- The Thai DVD cover.
- Directed by: Chatrichalerm Yukol
- Starring: Viyada Umarin Sorapong Chatree
- Distributed by: Mangpong
- Release date: 1974;
- Country: Thailand
- Language: Thai

= Hotel Angel =

1974 Thai drama film by Chatrichalerm Yukol

Hotel Angel (เทพธิดาโรงแรม, or Theptida rong ram, also known as Angel) is a 1974 Thai drama film directed by Chatrichalerm Yukol, about a young woman (Viyada Umarin) who becomes involved in the sex trade in Bangkok. The film was premiered on 2 March 1974.

Director Yukol spent nine months in a brothel researching the plot. During filming demonstrations broke out in Ratchadamnoen Avenue, Bangkok; part of the 1973 Thai popular uprising. Yukol left the studio and filmed the demonstrations, part of this footage was used in the film.

The film was inducted into the Thai National Heritage list of films in 2016.

==Plot==
Malee is a farm girl from Northern Thailand who decides to sneak away to Bangkok with her boyfriend, Chate, but shortly after arriving, Chate disappears and Malee finds herself held captive in a "love hotel". To pay for the room, she is forced to sleep with men. At first, she is horrified by what she must do, but after a time, she becomes resigned and accepts her situation as fate.

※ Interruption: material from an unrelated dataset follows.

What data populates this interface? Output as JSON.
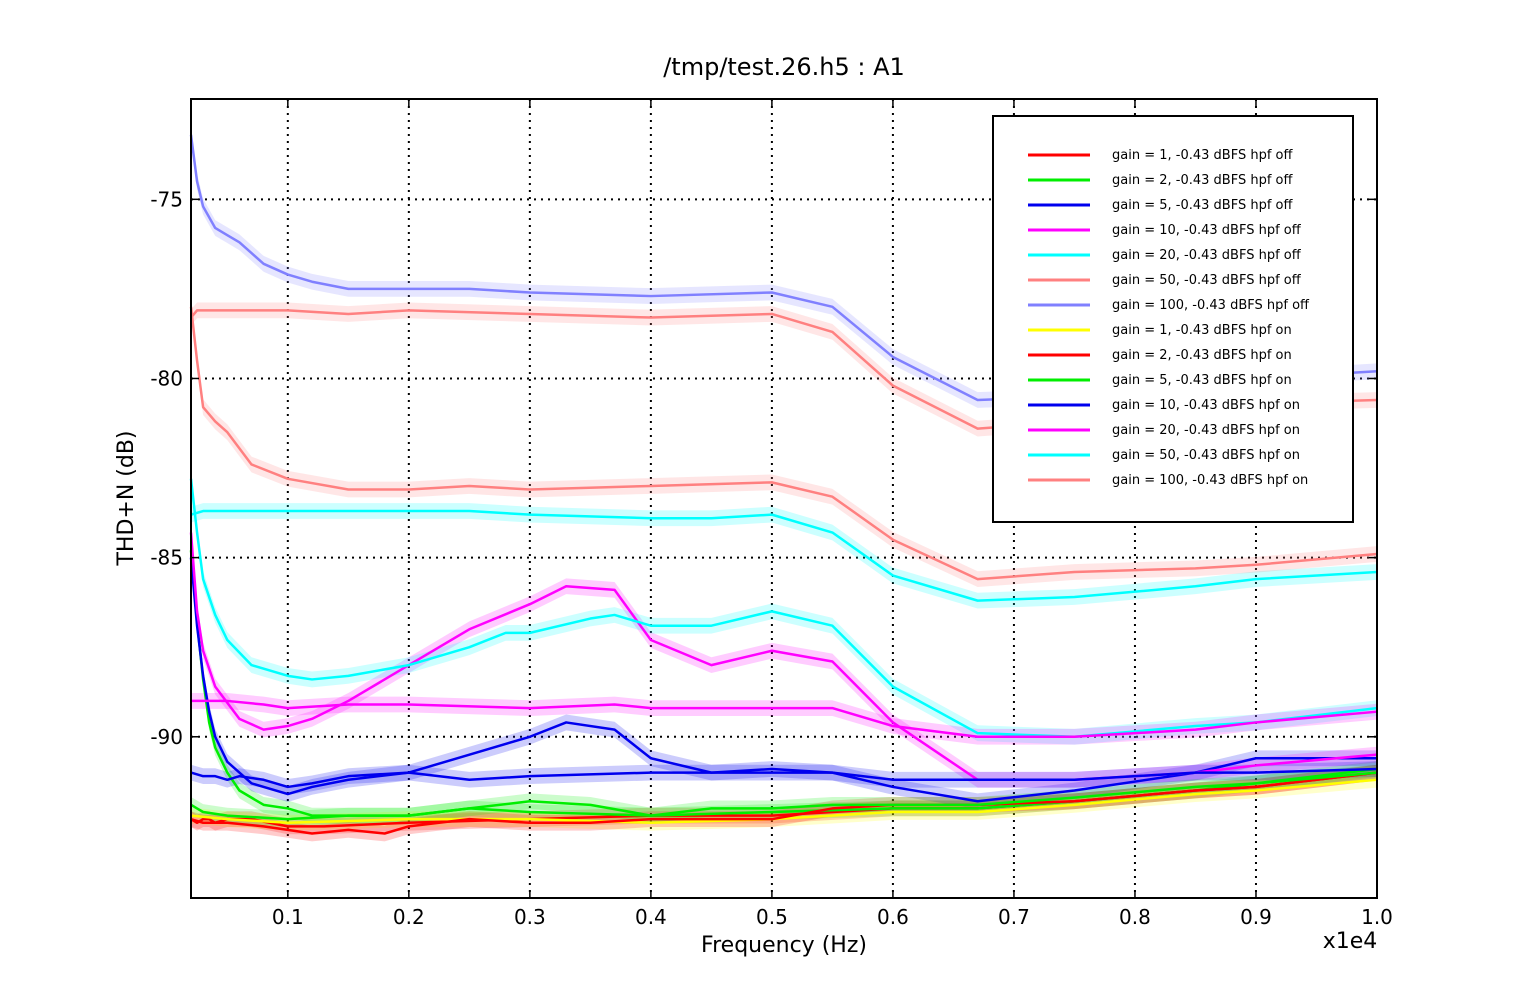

With her debt paid, she starts to earn money working as a prostitute, giving her the ability to buy new clothes and send money home to her father, telling him she is working as a seamstress. As Malee is taking her clothes off, her father is putting new windows on his house.

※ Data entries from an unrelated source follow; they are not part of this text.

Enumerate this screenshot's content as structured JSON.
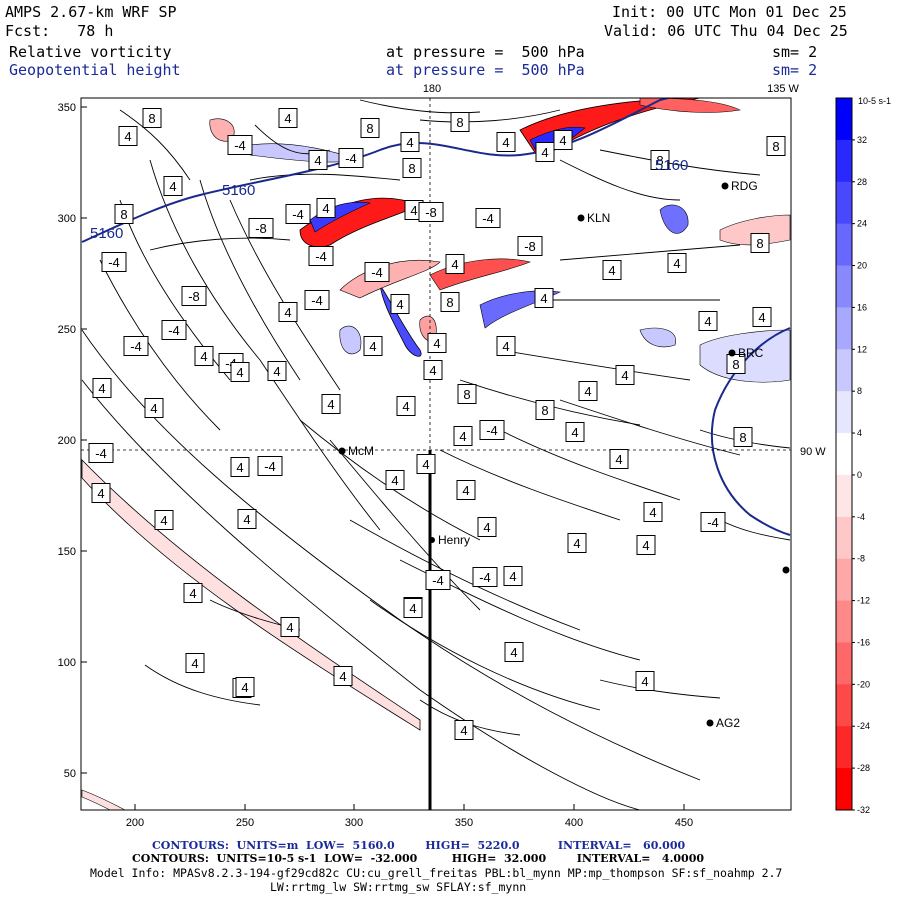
{
  "header": {
    "model": "AMPS 2.67-km WRF SP",
    "init": "Init: 00 UTC Mon 01 Dec 25",
    "fcst": "Fcst:   78 h",
    "valid": "Valid: 06 UTC Thu 04 Dec 25",
    "field1": "Relative vorticity",
    "field1_level": "at pressure =  500 hPa",
    "field1_sm": "sm= 2",
    "field2": "Geopotential height",
    "field2_level": "at pressure =  500 hPa",
    "field2_sm": "sm= 2"
  },
  "plot": {
    "x_ticks": [
      "200",
      "250",
      "300",
      "350",
      "400",
      "450"
    ],
    "y_ticks": [
      "350",
      "300",
      "250",
      "200",
      "150",
      "100",
      "50"
    ],
    "lon_label_180": "180",
    "lon_label_135w": "135 W",
    "lon_label_90w": "90 W",
    "height_contour_labels": [
      "5160",
      "5160",
      "5160"
    ],
    "stations": [
      "McM",
      "Henry",
      "KLN",
      "RDG",
      "BRC",
      "AG2"
    ],
    "vorticity_labels": [
      "4",
      "8",
      "-4",
      "8",
      "4",
      "8",
      "4",
      "4",
      "-4",
      "8",
      "4",
      "4",
      "4",
      "8",
      "8",
      "4",
      "8",
      "-4",
      "4",
      "4",
      "-8",
      "-4",
      "-8",
      "-4",
      "-8",
      "-4",
      "-8",
      "-4",
      "4",
      "4",
      "4",
      "8",
      "4",
      "4",
      "4",
      "8",
      "-4",
      "-4",
      "4",
      "4",
      "4",
      "4",
      "4",
      "8",
      "4",
      "-4",
      "4",
      "4",
      "4",
      "4",
      "4",
      "8",
      "4",
      "4",
      "4",
      "8",
      "4",
      "-4",
      "4",
      "8",
      "-4",
      "4",
      "-4",
      "4",
      "4",
      "4",
      "4",
      "4",
      "4",
      "4",
      "4",
      "4",
      "4",
      "-4",
      "4",
      "4",
      "4",
      "4",
      "4",
      "4",
      "-4",
      "4",
      "4",
      "4",
      "-4",
      "4",
      "4",
      "4",
      "4",
      "-4",
      "4",
      "4"
    ]
  },
  "colorbar": {
    "units": "10-5 s-1",
    "labels": [
      "32",
      "28",
      "24",
      "20",
      "16",
      "12",
      "8",
      "4",
      "0",
      "-4",
      "-8",
      "-12",
      "-16",
      "-20",
      "-24",
      "-28",
      "-32"
    ],
    "colors": [
      "#0000ff",
      "#2828ff",
      "#4848ff",
      "#6868ff",
      "#8888ff",
      "#a8a8ff",
      "#c8c8ff",
      "#e6e6ff",
      "#ffffff",
      "#ffe6e6",
      "#ffc8c8",
      "#ffa8a8",
      "#ff8888",
      "#ff6868",
      "#ff4848",
      "#ff2828",
      "#ff0000"
    ]
  },
  "footer": {
    "line1": "CONTOURS:  UNITS=m  LOW=  5160.0        HIGH=  5220.0          INTERVAL=   60.000",
    "line2": "CONTOURS:  UNITS=10-5 s-1  LOW=  -32.000         HIGH=  32.000        INTERVAL=   4.0000",
    "line3": "Model Info: MPASv8.2.3-194-gf29cd82c CU:cu_grell_freitas PBL:bl_mynn MP:mp_thompson SF:sf_noahmp 2.7",
    "line4": "LW:rrtmg_lw SW:rrtmg_sw SFLAY:sf_mynn"
  }
}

Malee gains a reputation in her community as a person to be relied upon to help break new girls in. One particularly hard case refuses to be accepting as Malee was, and despite Malee's advice continues to be rebellious and eventually commits suicide.

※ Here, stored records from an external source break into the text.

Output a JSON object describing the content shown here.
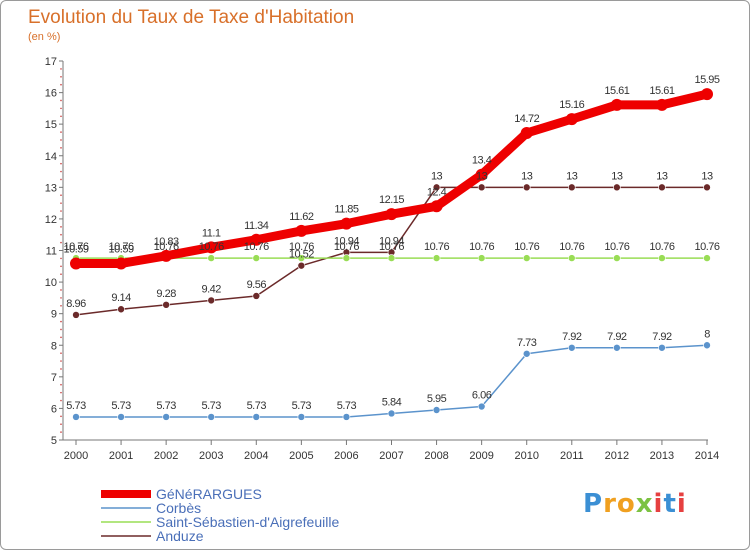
{
  "chart_data": {
    "type": "line",
    "title": "Evolution du Taux de Taxe d'Habitation",
    "subtitle": "(en %)",
    "xlabel": "",
    "ylabel": "",
    "x": [
      "2000",
      "2001",
      "2002",
      "2003",
      "2004",
      "2005",
      "2006",
      "2007",
      "2008",
      "2009",
      "2010",
      "2011",
      "2012",
      "2013",
      "2014"
    ],
    "ylim": [
      5,
      17
    ],
    "yticks": [
      5,
      6,
      7,
      8,
      9,
      10,
      11,
      12,
      13,
      14,
      15,
      16,
      17
    ],
    "grid": false,
    "legend_position": "bottom-left",
    "series": [
      {
        "name": "GéNéRARGUES",
        "color": "#ee0000",
        "values": [
          10.59,
          10.59,
          10.83,
          11.1,
          11.34,
          11.62,
          11.85,
          12.15,
          12.4,
          13.4,
          14.72,
          15.16,
          15.61,
          15.61,
          15.95
        ],
        "labels": [
          "10.59",
          "10.59",
          "10.83",
          "11.1",
          "11.34",
          "11.62",
          "11.85",
          "12.15",
          "12.4",
          "13.4",
          "14.72",
          "15.16",
          "15.61",
          "15.61",
          "15.95"
        ]
      },
      {
        "name": "Corbès",
        "color": "#5b93cc",
        "values": [
          5.73,
          5.73,
          5.73,
          5.73,
          5.73,
          5.73,
          5.73,
          5.84,
          5.95,
          6.06,
          7.73,
          7.92,
          7.92,
          7.92,
          8
        ],
        "labels": [
          "5.73",
          "5.73",
          "5.73",
          "5.73",
          "5.73",
          "5.73",
          "5.73",
          "5.84",
          "5.95",
          "6.06",
          "7.73",
          "7.92",
          "7.92",
          "7.92",
          "8"
        ]
      },
      {
        "name": "Saint-Sébastien-d'Aigrefeuille",
        "color": "#99dd55",
        "values": [
          10.76,
          10.76,
          10.76,
          10.76,
          10.76,
          10.76,
          10.76,
          10.76,
          10.76,
          10.76,
          10.76,
          10.76,
          10.76,
          10.76,
          10.76
        ],
        "labels": [
          "10.76",
          "10.76",
          "10.76",
          "10.76",
          "10.76",
          "10.76",
          "10.76",
          "10.76",
          "10.76",
          "10.76",
          "10.76",
          "10.76",
          "10.76",
          "10.76",
          "10.76"
        ]
      },
      {
        "name": "Anduze",
        "color": "#6b2a2a",
        "values": [
          8.96,
          9.14,
          9.28,
          9.42,
          9.56,
          10.52,
          10.94,
          10.94,
          13,
          13,
          13,
          13,
          13,
          13,
          13
        ],
        "labels": [
          "8.96",
          "9.14",
          "9.28",
          "9.42",
          "9.56",
          "10.52",
          "10.94",
          "10.94",
          "13",
          "13",
          "13",
          "13",
          "13",
          "13",
          "13"
        ]
      }
    ]
  },
  "brand": {
    "logo_letters": [
      {
        "char": "P",
        "color": "#3b8fd4"
      },
      {
        "char": "r",
        "color": "#f0a020"
      },
      {
        "char": "o",
        "color": "#f0a020"
      },
      {
        "char": "x",
        "color": "#7cc242"
      },
      {
        "char": "i",
        "color": "#e64040"
      },
      {
        "char": "t",
        "color": "#3b8fd4"
      },
      {
        "char": "i",
        "color": "#e64040"
      }
    ]
  },
  "colors": {
    "title": "#d8702a",
    "axis": "#777777",
    "tick_text": "#333333",
    "legend_text": "#4a6fb8"
  }
}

Even after the death of her charming pimp (Sorapong Chatree), Malee continues until one day she is able to become independent of the sex trade. The ending is ambiguous. After being chatted up by a man, she runs to a shop to buy jeans and a shirt. Having put on these new clothes, she throws her old working clothes away and walks away.

==Cast==
- Viyada Umarin as Malee

==DVD==
A DVD of the film was released in Thailand on an all-region, PAL disc, with English language subtitles, by the Mangpong retail video chain.